28.12.05

É impensável a compreensão do debate desconhecendo o contexto histórico de massificação do ensino observado nas últimas décadas

Recuar ao século XIX não teria grande utilidade para a explicitação do debate na actualidade, visto que a própria distância temporal relativiza a importância dos factos. Porém, é impensável a compreensão do debate desconhecendo o contexto histórico de massificação do ensino observado nas últimas décadas do século XX. Por exemplo, segundo o relatório Matemática 2001, “entre 1980 e 1988, o número total de professores do grupo quase duplicou, passando de 3000 para 5500, aproximadamente” (APM, 1998:9). Este crescimento apenas se justifica pela flexibilização das regras de acesso à carreira, pois “ao longo dos anos 70 e 80, a falta de qualificação profissional de uma larga percentagem de professores era uma característica conhecida do grupo de Matemática, constituindo um dos mais sérios problemas do sistema educativo ao nível da composição do corpo docente” (ibidem).
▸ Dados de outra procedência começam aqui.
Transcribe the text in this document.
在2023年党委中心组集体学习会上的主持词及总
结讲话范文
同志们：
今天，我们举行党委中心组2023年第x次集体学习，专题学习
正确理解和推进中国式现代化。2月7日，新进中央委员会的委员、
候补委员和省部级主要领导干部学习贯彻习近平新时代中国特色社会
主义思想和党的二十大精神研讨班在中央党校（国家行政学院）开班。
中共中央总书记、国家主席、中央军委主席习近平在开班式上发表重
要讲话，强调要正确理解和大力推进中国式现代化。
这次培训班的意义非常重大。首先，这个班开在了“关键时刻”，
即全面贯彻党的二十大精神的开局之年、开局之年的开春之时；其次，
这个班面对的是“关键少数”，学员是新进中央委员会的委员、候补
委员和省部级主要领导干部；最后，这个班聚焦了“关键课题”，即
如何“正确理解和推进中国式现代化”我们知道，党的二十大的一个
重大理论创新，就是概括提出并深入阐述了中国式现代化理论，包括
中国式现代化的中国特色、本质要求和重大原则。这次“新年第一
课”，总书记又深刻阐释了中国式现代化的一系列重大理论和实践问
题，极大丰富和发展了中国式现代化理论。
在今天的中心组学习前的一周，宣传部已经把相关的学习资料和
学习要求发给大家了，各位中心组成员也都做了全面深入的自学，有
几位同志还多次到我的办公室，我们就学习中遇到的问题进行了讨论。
O referido relatório recomenda a rápida extinção do sistema de profissionalização em serviço (APM,1998:81), sem o qual teria sido impossível dispor de docentes que respondessem ao forte acréscimo da procura. Portanto, a massificação do ensino teve consequências no sistema de formação de professores. É indispensável conhecer a sua história recente para compreender muitas das críticas veiculadas pelos especialistas ao ensino da Matemática de hoje. Por exemplo, esta contextualização já oferece pistas para a compreensão dos comentários de muitos professores universitários de Matemática, como Jorge Buescu, do Instituto Superior Técnico:

Operou-se uma espécie de fluidificação do ensino - é tudo mais ou menos. Trata-se de uma abordagem que ganhou terreno nos últimos 15/20 anos e que acabou por permear toda a cultura educativa entre nós. Hoje os programas de Matemática, aquilo que se aprende nesta disciplina, é quase uma caricatura grotesca do que existia há 20 anos.
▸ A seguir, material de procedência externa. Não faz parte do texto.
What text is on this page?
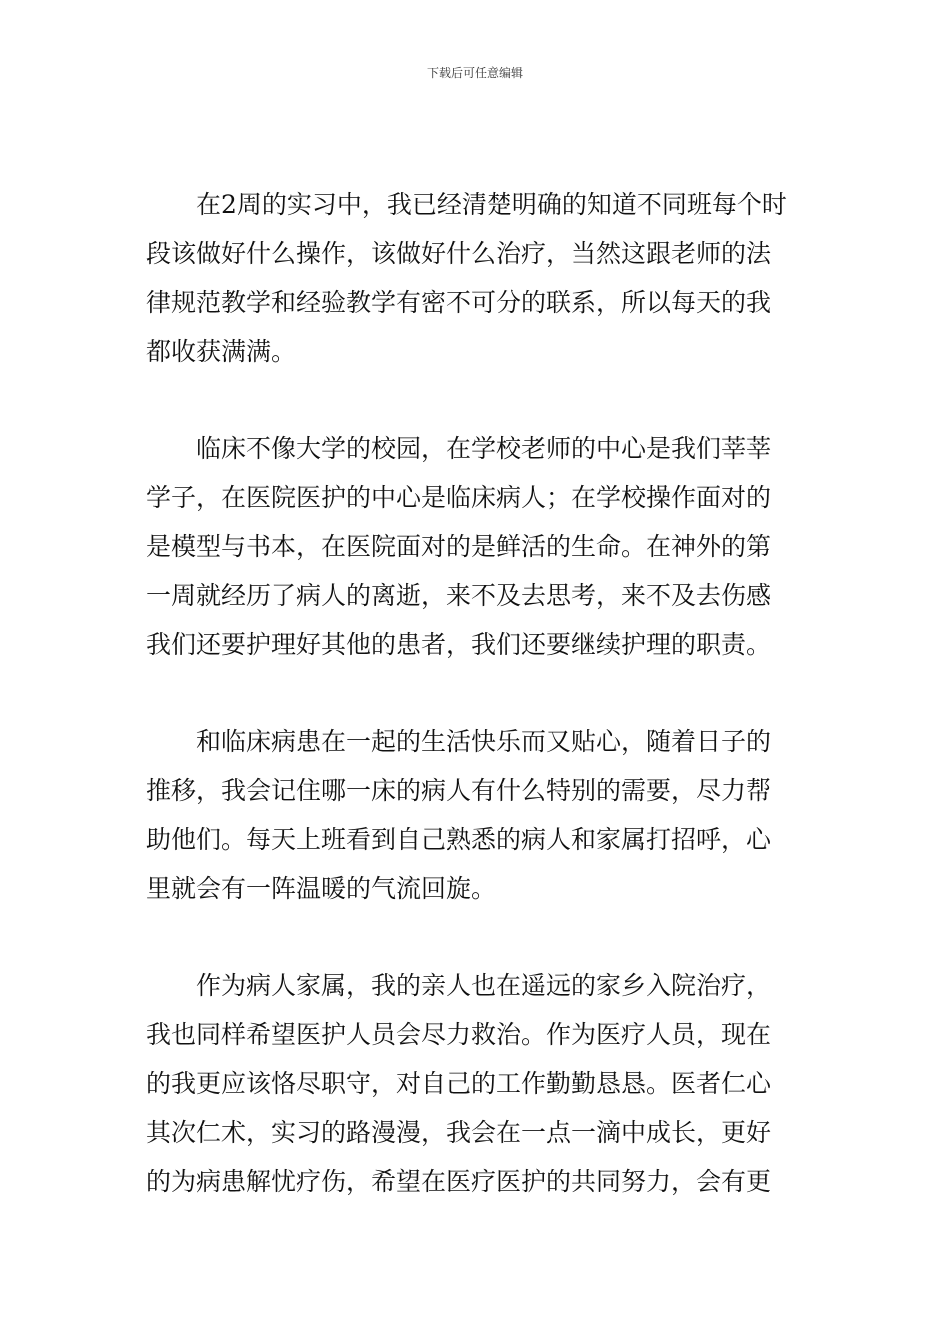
下载后可任意编辑

在2周的实习中，我已经清楚明确的知道不同班每个时
段该做好什么操作，该做好什么治疗，当然这跟老师的法
律规范教学和经验教学有密不可分的联系，所以每天的我
都收获满满。

临床不像大学的校园，在学校老师的中心是我们莘莘
学子，在医院医护的中心是临床病人；在学校操作面对的
是模型与书本，在医院面对的是鲜活的生命。在神外的第
一周就经历了病人的离逝，来不及去思考，来不及去伤感
我们还要护理好其他的患者，我们还要继续护理的职责。

和临床病患在一起的生活快乐而又贴心，随着日子的
推移，我会记住哪一床的病人有什么特别的需要，尽力帮
助他们。每天上班看到自己熟悉的病人和家属打招呼，心
里就会有一阵温暖的气流回旋。

作为病人家属，我的亲人也在遥远的家乡入院治疗，
我也同样希望医护人员会尽力救治。作为医疗人员，现在
的我更应该恪尽职守，对自己的工作勤勤恳恳。医者仁心
其次仁术，实习的路漫漫，我会在一点一滴中成长，更好
的为病患解忧疗伤，希望在医疗医护的共同努力，会有更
Operou-se um nivelamento por baixo ao nível dos programas, do que se exige aos alunos, da preparação científica dos professores e até dos próprios manuais. Os erros que tenho encontrado nos manuais! A começar pelo primeiro ciclo. O que tem um efeito a dobrar. Há muitos professores que têm os manuais como principal material para preparar as aulas e se os manuais são maus, têm asneiras, eles acabam a transmitir asneiras.
PÚBLICA, nº 493, 6 de Novembro de 2005.